Capítulo VI



Visitamos Littlegreen House

No sé cómo se encontraría Poirot con la gabardina y el pañuelo, pero yo estaba poco menos que asado antes de que saliéramos de Londres. Un coche abierto, en pleno tráfico, dista mucho de ser un sitio fresco en un caluroso día de verano.

Sin embargo, una vez que dejamos atrás la ciudad y hubimos corrido un poco por la gran autopista del oeste, me sentí mucho mejor.

La excursión duró cerca de hora y media y eran casi las doce cuando llegamos al pueblecito de Market Basing. Primitivamente estuvo situado al borde de la carretera principal; pero ahora, una desviación de la autopista lo había dejado a unas tres millas de la corriente principal del tráfico y, por lo tanto, parecía como si hubiera tomado un aspecto de dignidad y quietud. Su única calle amplia y la gran plaza del mercado parecían decir: «En tiempos fui un pueblo importante y para cualquier persona con sentido común y educación, sigo siendo el mismo. Dejad que ese mundo apresurado se deslice por su nueva autopista. Yo fui construido para durar muchos años, en aquellos tiempos en que la solidez y la belleza iban de la mano.»

Había un aparcamiento en mitad de la gran plaza, aunque sólo unos pocos coches lo ocupaban. Estacioné el «Austin» mientras Poirot se despojaba de sus superfluos ropajes y comprobaba que sus bigotes estaban en adecuadas condiciones de simétrica arrogancia.

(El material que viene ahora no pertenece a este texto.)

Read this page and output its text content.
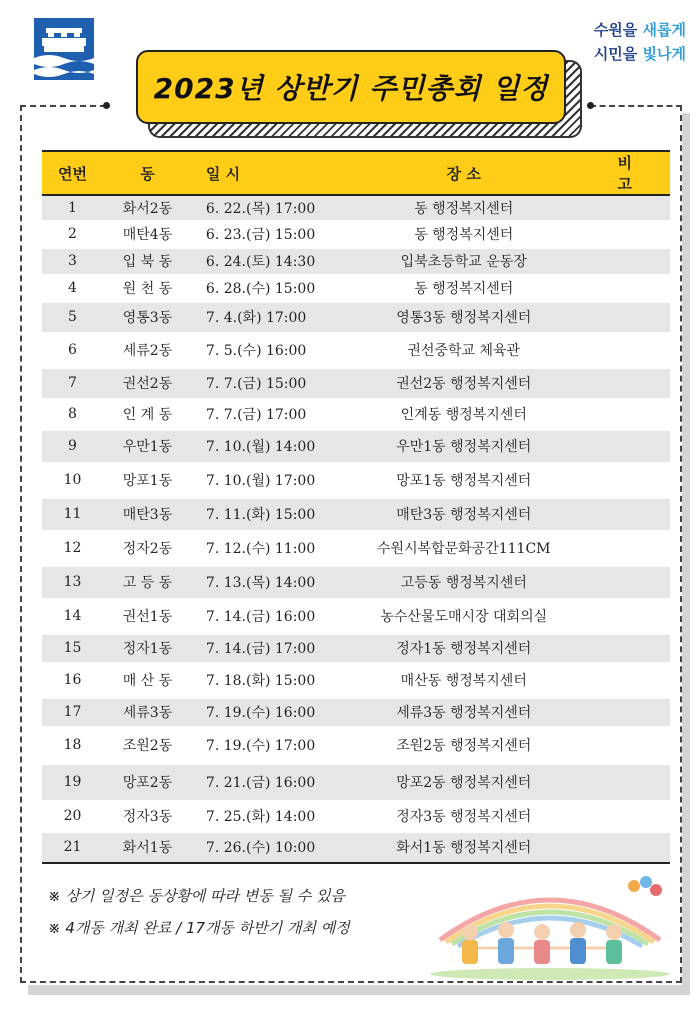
수원을 새롭게
시민을 빛나게
2023년 상반기 주민총회 일정
연번	동	일 시	장 소	비고
1	화서2동	6. 22.(목) 17:00	동 행정복지센터	
2	매탄4동	6. 23.(금) 15:00	동 행정복지센터	
3	입 북 동	6. 24.(토) 14:30	입북초등학교 운동장	
4	원 천 동	6. 28.(수) 15:00	동 행정복지센터	
5	영통3동	7. 4.(화) 17:00	영통3동 행정복지센터	
6	세류2동	7. 5.(수) 16:00	권선중학교 체육관	
7	권선2동	7. 7.(금) 15:00	권선2동 행정복지센터	
8	인 계 동	7. 7.(금) 17:00	인계동 행정복지센터	
9	우만1동	7. 10.(월) 14:00	우만1동 행정복지센터	
10	망포1동	7. 10.(월) 17:00	망포1동 행정복지센터	
11	매탄3동	7. 11.(화) 15:00	매탄3동 행정복지센터	
12	정자2동	7. 12.(수) 11:00	수원시복합문화공간111CM	
13	고 등 동	7. 13.(목) 14:00	고등동 행정복지센터	
14	권선1동	7. 14.(금) 16:00	농수산물도매시장 대회의실	
15	정자1동	7. 14.(금) 17:00	정자1동 행정복지센터	
16	매 산 동	7. 18.(화) 15:00	매산동 행정복지센터	
17	세류3동	7. 19.(수) 16:00	세류3동 행정복지센터	
18	조원2동	7. 19.(수) 17:00	조원2동 행정복지센터	
19	망포2동	7. 21.(금) 16:00	망포2동 행정복지센터	
20	정자3동	7. 25.(화) 14:00	정자3동 행정복지센터	
21	화서1동	7. 26.(수) 10:00	화서1동 행정복지센터	
※ 상기 일정은 동상황에 따라 변동 될 수 있음
※ 4개동 개최 완료 / 17개동 하반기 개최 예정
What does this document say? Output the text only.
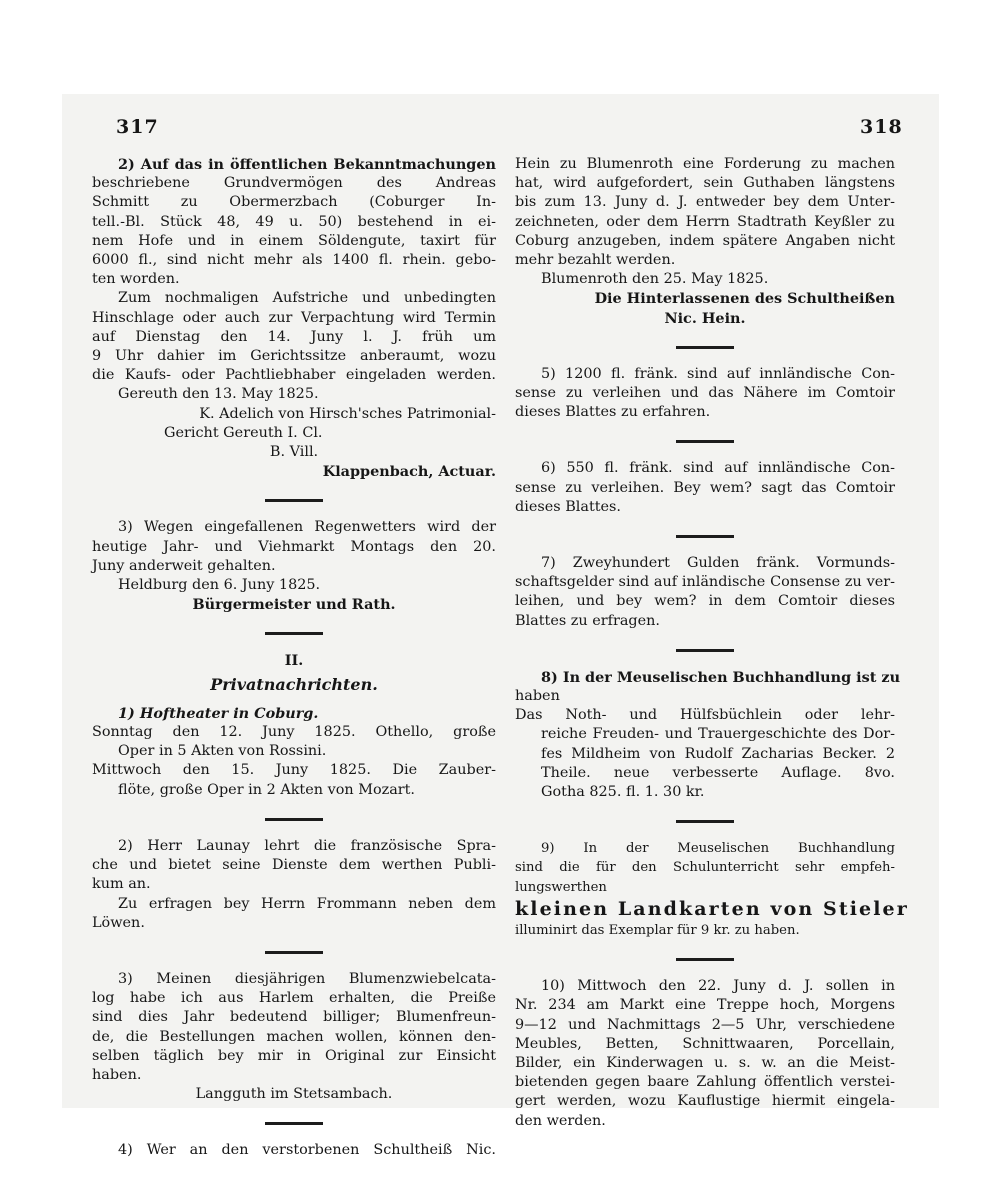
317	318
2) Auf das in öffentlichen Bekanntmachungen
beschriebene Grundvermögen des Andreas
Schmitt zu Obermerzbach (Coburger In-
tell.-Bl. Stück 48, 49 u. 50) bestehend in ei-
nem Hofe und in einem Söldengute, taxirt für
6000 fl., sind nicht mehr als 1400 fl. rhein. gebo-
ten worden.
Zum nochmaligen Aufstriche und unbedingten
Hinschlage oder auch zur Verpachtung wird Termin
auf Dienstag den 14. Juny l. J. früh um
9 Uhr dahier im Gerichtssitze anberaumt, wozu
die Kaufs- oder Pachtliebhaber eingeladen werden.
Gereuth den 13. May 1825.
K. Adelich von Hirsch'sches Patrimonial-
Gericht Gereuth I. Cl.
B. Vill.
Klappenbach, Actuar.
3) Wegen eingefallenen Regenwetters wird der
heutige Jahr- und Viehmarkt Montags den 20.
Juny anderweit gehalten.
Heldburg den 6. Juny 1825.
Bürgermeister und Rath.
II.
Privatnachrichten.
1) Hoftheater in Coburg.
Sonntag den 12. Juny 1825. Othello, große
Oper in 5 Akten von Rossini.
Mittwoch den 15. Juny 1825. Die Zauber-
flöte, große Oper in 2 Akten von Mozart.
2) Herr Launay lehrt die französische Spra-
che und bietet seine Dienste dem werthen Publi-
kum an.
Zu erfragen bey Herrn Frommann neben dem
Löwen.
3) Meinen diesjährigen Blumenzwiebelcata-
log habe ich aus Harlem erhalten, die Preiße
sind dies Jahr bedeutend billiger; Blumenfreun-
de, die Bestellungen machen wollen, können den-
selben täglich bey mir in Original zur Einsicht
haben.
Langguth im Stetsambach.
4) Wer an den verstorbenen Schultheiß Nic.
Hein zu Blumenroth eine Forderung zu machen
hat, wird aufgefordert, sein Guthaben längstens
bis zum 13. Juny d. J. entweder bey dem Unter-
zeichneten, oder dem Herrn Stadtrath Keyßler zu
Coburg anzugeben, indem spätere Angaben nicht
mehr bezahlt werden.
Blumenroth den 25. May 1825.
Die Hinterlassenen des Schultheißen
Nic. Hein.
5) 1200 fl. fränk. sind auf innländische Con-
sense zu verleihen und das Nähere im Comtoir
dieses Blattes zu erfahren.
6) 550 fl. fränk. sind auf innländische Con-
sense zu verleihen. Bey wem? sagt das Comtoir
dieses Blattes.
7) Zweyhundert Gulden fränk. Vormunds-
schaftsgelder sind auf inländische Consense zu ver-
leihen, und bey wem? in dem Comtoir dieses
Blattes zu erfragen.
8) In der Meuselischen Buchhandlung ist zu
haben
Das Noth- und Hülfsbüchlein oder lehr-
reiche Freuden- und Trauergeschichte des Dor-
fes Mildheim von Rudolf Zacharias Becker. 2
Theile. neue verbesserte Auflage. 8vo.
Gotha 825. fl. 1. 30 kr.
9) In der Meuselischen Buchhandlung
sind die für den Schulunterricht sehr empfeh-
lungswerthen
kleinen Landkarten von Stieler
illuminirt das Exemplar für 9 kr. zu haben.
10) Mittwoch den 22. Juny d. J. sollen in
Nr. 234 am Markt eine Treppe hoch, Morgens
9—12 und Nachmittags 2—5 Uhr, verschiedene
Meubles, Betten, Schnittwaaren, Porcellain,
Bilder, ein Kinderwagen u. s. w. an die Meist-
bietenden gegen baare Zahlung öffentlich verstei-
gert werden, wozu Kauflustige hiermit eingela-
den werden.
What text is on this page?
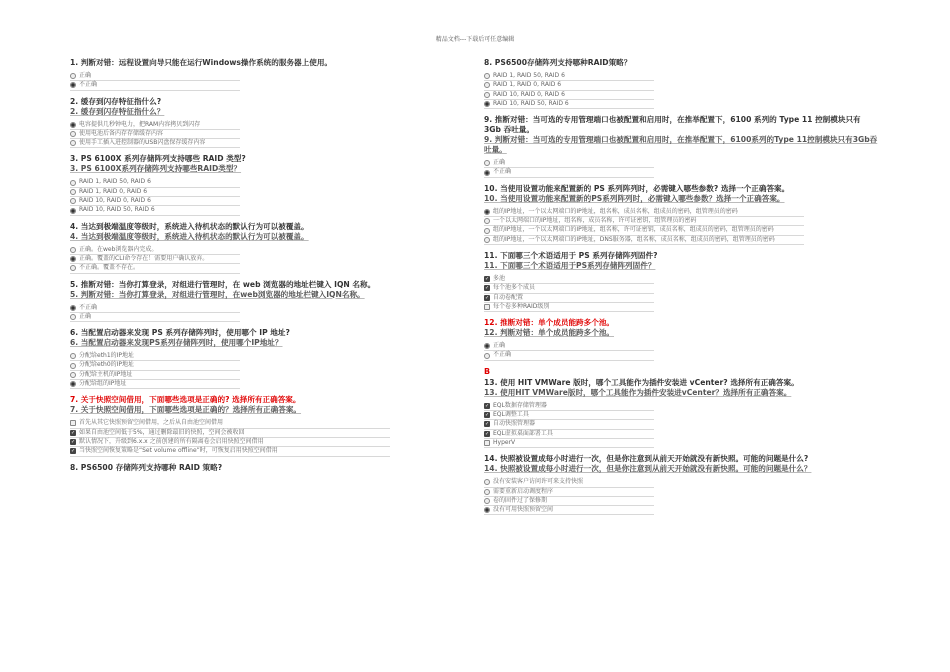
精品文档---下载后可任意编辑
1. 判断对错：远程设置向导只能在运行Windows操作系统的服务器上使用。
正确
不正确
2. 缓存到闪存特征指什么?
2. 缓存到闪存特征指什么？
电容提供几秒钟电力，把RAM内容拷贝到闪存
使用电池后备内存存储缓存内容
使用手工插入进控制器的USB闪盘保存缓存内容
3. PS 6100X 系列存储阵列支持哪些 RAID 类型?
3. PS 6100X系列存储阵列支持哪些RAID类型？
RAID 1, RAID 50, RAID 6
RAID 1, RAID 0, RAID 6
RAID 10, RAID 0, RAID 6
RAID 10, RAID 50, RAID 6
4. 当达到极端温度等级时，系统进入待机状态的默认行为可以被覆盖。
4. 当达到极端温度等级时，系统进入待机状态的默认行为可以被覆盖。
正确。在web浏览器内完成。
正确。覆盖的CLI命令存在！需要用户确认放弃。
不正确。覆盖不存在。
5. 推断对错：当你打算登录，对组进行管理时，在 web 浏览器的地址栏键入 IQN 名称。
5. 判断对错：当你打算登录，对组进行管理时，在web浏览器的地址栏键入IQN名称。
不正确
正确
6. 当配置启动器来发现 PS 系列存储阵列时，使用哪个 IP 地址?
6. 当配置启动器来发现PS系列存储阵列时，使用哪个IP地址？
分配给eth1的IP地址
分配给eth0的IP地址
分配给主机的IP地址
分配给组的IP地址
7. 关于快照空间借用，下面哪些选项是正确的? 选择所有正确答案。
7. 关于快照空间借用，下面哪些选项是正确的？选择所有正确答案。
首先从其它快照预留空间借用，之后从自由池空间借用
✓
如果自由池空间低于5%，通过删除最旧的快照，空间会被收回
✓
默认情况下，升级到6.x.x 之前创建的所有隔离卷会启用快照空间借用
✓
当快照空间恢复策略是“Set volume offline”时，可恢复启用快照空间借用
8. PS6500 存储阵列支持哪种 RAID 策略?
8. PS6500存储阵列支持哪种RAID策略？
RAID 1, RAID 50, RAID 6
RAID 1, RAID 0, RAID 6
RAID 10, RAID 0, RAID 6
RAID 10, RAID 50, RAID 6
9. 推断对错：当可选的专用管理端口也被配置和启用时，在推举配置下，6100 系列的 Type 11 控制模块只有 3Gb 吞吐量。
9. 判断对错：当可选的专用管理端口也被配置和启用时，在推举配置下，6100系列的Type 11控制模块只有3Gb吞吐量。
正确
不正确
10. 当使用设置功能来配置新的 PS 系列阵列时，必需键入哪些参数? 选择一个正确答案。
10. 当使用设置功能来配置新的PS系列阵列时，必需键入哪些参数？选择一个正确答案。
组的IP地址，一个以太网端口的IP地址，组名称，成员名称，组成员的密码，组管理员的密码
一个以太网端口的IP地址，组名称，成员名称，许可证密钥，组管理员的密码
组的IP地址，一个以太网端口的IP地址，组名称，许可证密钥，成员名称，组成员的密码，组管理员的密码
组的IP地址，一个以太网端口的IP地址，DNS服务器，组名称，成员名称，组成员的密码，组管理员的密码
11. 下面哪三个术语适用于 PS 系列存储阵列固件?
11. 下面哪三个术语适用于PS系列存储阵列固件？
✓
多池
✓
每个池多个成员
✓
自动卷配置
每个卷多种RAID级别
12. 推断对错：单个成员能跨多个池。
12. 判断对错：单个成员能跨多个池。
正确
不正确
B
13. 使用 HIT VMWare 版时，哪个工具能作为插件安装进 vCenter? 选择所有正确答案。
13. 使用HIT VMWare版时，哪个工具能作为插件安装进vCenter？选择所有正确答案。
✓
EQL数据存储管理器
✓
EQL调整工具
✓
自动快照管理器
✓
EQL虚拟桌面部署工具
HyperV
14. 快照被设置成每小时进行一次，但是你注意到从前天开始就没有新快照。可能的问题是什么?
14. 快照被设置成每小时进行一次，但是你注意到从前天开始就没有新快照。可能的问题是什么？
没有安装客户访问许可来支持快照
需要重新启动调度程序
卷的固件过了保修期
没有可用快照预留空间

Con esto, estuvimos listos para actuar.

Por rara casualidad, nuestra primera tentativa para orientarnos no tuvo la respuesta acostumbrada: «Lo siento, soy forastero». Según parecía, esto daba a entender que no había forasteros en Market Basing. Ésa fue la impresión que sacamos. Ya me había dado cuenta de que Poirot y yo mismo, pero especialmente Poirot, teníamos que llamar la atención. Resaltábamos, por fuerza, sobre el fondo apacible de aquel viejo pueblo inglés, firmemente agarrado a sus tradiciones.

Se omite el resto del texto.